Они о чем-то толковали, а появление Константина прервало их беседу. Митеня виновато и одновременно нахально таращился на Тимохина, словно осознавал свои грехи, а от чужих открещивался.

Лебеденко, положив ногу на ногу, солидно сидел на стуле. Он был одет по-домашнему — в сандалетах без носков и в линялой синей тенниске. В эту смену он отдыхал.

— Ты направил комбайнера на медкомиссию? — спросил Морозов у Лебеденко.

— Я? — не понял бригадир.

— Ты говорил, у Ткаченко силикоз…

— Когда говорил? — обиженно протянул Лебеденко. — Разве я врач, чтобы такое говорить! Пусть начальство решает, вот вы с Виктором Федоровичем. А я никого на медкомиссию не направлял и направлять не собирался. Сейчас мне комбайнер во как нужен!

— Силикоз? — спросил Тимохин у Морозова.

— Кажется…

— Так! Одно к одному, — Тимохин явно показывал, что презирает Морозова. — Лебеденко, ты бригадир?! — взорвался он и налился кровью. — Что же ты молчишь, если у тебя силикоз? Боишься? Чужими руками удобнее. Ты хороший, а я дерьмо, так? Совесть надо иметь, Николай Михалыч. Совесть! Если тебе доверяют, не бей друзей под дых. Знаешь, есть такие деятели…

— Сами направляйте, — повторил бригадир. — Я не врач.

— Тебе нужен приказ? — спросил Тимохин. — Пошли своего больного в медпункт. Скажи, я распорядился… Теперь подумай, кем его заменим.

— Виктор Федорович, подождать бы надо, — сказал Митеня. — Ткаченко никто не заменит как надо.

— У тебя все? — спросил Тимохин.

Морозов даже не поверил, что тот может таким тоном спрашивать. Ведь это был подлинно зиминский тон. Недавно Зимин язвил им Морозова.

— Я хочу как лучше, — Митеня умолк. В его юном, еще нежестком лице что-то напряглось.

Лебеденко вздохнул, глядя на него, и махнул рукой:

— Замену всегда настроим. Кердоду поставлю.

Похоже, он назвал балагура, чтобы подчеркнуть ничтожность любых замен и чтобы этот мальчишка, горный мастер, не закатил, чего доброго, истерики.

— Давай Кердоду. Не возражаю, — бросил Тимохин.

— А! Не возражаете? — как бы даже обрадовался Лебеденко. — Будет вам Кердода!

«Ну держитесь, я вам наработаю!» — именно этот смысл был слышен в его словах. Он вскочил. Его, наверное, довели до ручки.

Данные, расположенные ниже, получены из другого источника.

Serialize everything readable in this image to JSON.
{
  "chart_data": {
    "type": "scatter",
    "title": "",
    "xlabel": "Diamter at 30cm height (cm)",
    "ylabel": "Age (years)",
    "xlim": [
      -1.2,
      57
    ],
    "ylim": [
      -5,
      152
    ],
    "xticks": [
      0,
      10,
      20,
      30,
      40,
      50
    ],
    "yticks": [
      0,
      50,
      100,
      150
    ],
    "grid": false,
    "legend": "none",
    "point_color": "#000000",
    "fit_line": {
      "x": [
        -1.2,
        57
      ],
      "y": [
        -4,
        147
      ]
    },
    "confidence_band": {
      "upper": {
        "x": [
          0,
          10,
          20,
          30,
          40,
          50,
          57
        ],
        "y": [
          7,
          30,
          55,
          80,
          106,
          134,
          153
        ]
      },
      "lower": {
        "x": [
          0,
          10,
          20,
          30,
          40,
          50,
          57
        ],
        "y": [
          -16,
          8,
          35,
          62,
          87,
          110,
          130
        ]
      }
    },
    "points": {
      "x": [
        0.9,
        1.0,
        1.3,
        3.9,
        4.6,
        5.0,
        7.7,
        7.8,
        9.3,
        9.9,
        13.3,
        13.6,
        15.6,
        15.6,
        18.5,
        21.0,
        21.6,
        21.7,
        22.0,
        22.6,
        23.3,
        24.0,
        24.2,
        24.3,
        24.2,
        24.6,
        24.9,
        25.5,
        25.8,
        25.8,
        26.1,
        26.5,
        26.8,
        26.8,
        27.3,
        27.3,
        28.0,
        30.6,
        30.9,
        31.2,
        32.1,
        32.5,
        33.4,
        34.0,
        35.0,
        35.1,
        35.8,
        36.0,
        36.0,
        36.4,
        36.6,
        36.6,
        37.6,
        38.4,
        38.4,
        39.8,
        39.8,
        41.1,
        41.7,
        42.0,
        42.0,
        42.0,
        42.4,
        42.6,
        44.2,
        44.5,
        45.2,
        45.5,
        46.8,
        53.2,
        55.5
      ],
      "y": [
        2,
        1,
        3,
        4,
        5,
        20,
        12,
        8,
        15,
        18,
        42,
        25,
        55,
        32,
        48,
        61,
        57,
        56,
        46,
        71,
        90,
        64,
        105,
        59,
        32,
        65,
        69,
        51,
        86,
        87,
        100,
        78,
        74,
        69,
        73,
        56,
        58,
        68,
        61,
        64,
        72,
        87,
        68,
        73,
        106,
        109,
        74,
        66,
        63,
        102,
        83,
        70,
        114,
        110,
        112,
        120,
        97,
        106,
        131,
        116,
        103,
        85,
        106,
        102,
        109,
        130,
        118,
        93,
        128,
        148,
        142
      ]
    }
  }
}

— Успокойся, Михалыч, — бросил Тимохин. — К Ткаченко надо быть гуманнее.

— Я спокоен! — сказал Лебеденко. — Гуманисты!.. А если у него действительно силикоз? Кто будет его прятать?

— Это уже моя забота, — сказал Тимохин. — Устроим.

— Устроите? — усмехнулся Лебеденко. — А вот вчера Морозов обещал полсотни на звено, где они? А вчера работа была — будь здоров!

От больного комбайнера он неожиданно кинулся выручать свой магарыч; этот напор был трудноотразим, и бригадиру, казалось, остается только протянуть руку за деньгами.

По-видимому, так бы и вышло, если бы с утра на планерке не рухнули большие шансы Тимохина. Поэтому, услышав имя своего незабываемого друга Морозова, Тимохин потянулся и стал смотреть на Константина.

Он был трусоват, при Бессмертенко держался ниже травы, но за последние два месяца с ним случилось чудо преображения. Это был живой грешник — и хитрый, и самолюбивый, и своенравный, и еще черт знает какой, только уж не прежний тихоня.

— Да, обещал полсотни, — ответил Морозов. — Вчера это было нужно.

— Да, да, — кивнул Тимохин. — Было нужно…

Лебеденко с шумом стал набирать в легкие воздух.

«А ведь Тимохин не даст! — догадался Морозов. — Не хочется ему давать».

Лебеденко выдохнул, повернулся к Морозову и спросил:

— Ну так как решили?

— Чапай думает, — сказал Константин. — Или даст, или откажет… Давай подождем.

— Ну давай, — согласился бригадир. — Мне некуда спешить, я отдыхаю.

Он сел, снова положил ногу на ногу и скрестил на груди руки.

— Что, Федорыч? — спросил через секунду Лебеденко по-приятельски простодушно. — Вижу, сегодня мне не светит? Может, есть какая-то тонкая причина? Или ты прогулял наши кровные? Так сознайся. Я тогда подожду.

Едва ли он не понимал, что утром произошло у Зимина. Скорее всего, понимал и разыгрывал новое действие своей борьбы за магарыч. Натиск уступил место иронии, Лебеденко как будто приглашал Тимохина посмеяться, пошутить над его любовью к деньгам. От шутки ничего дурного не станется, обиды большой не будет, но зато после шутки отказать тяжелее.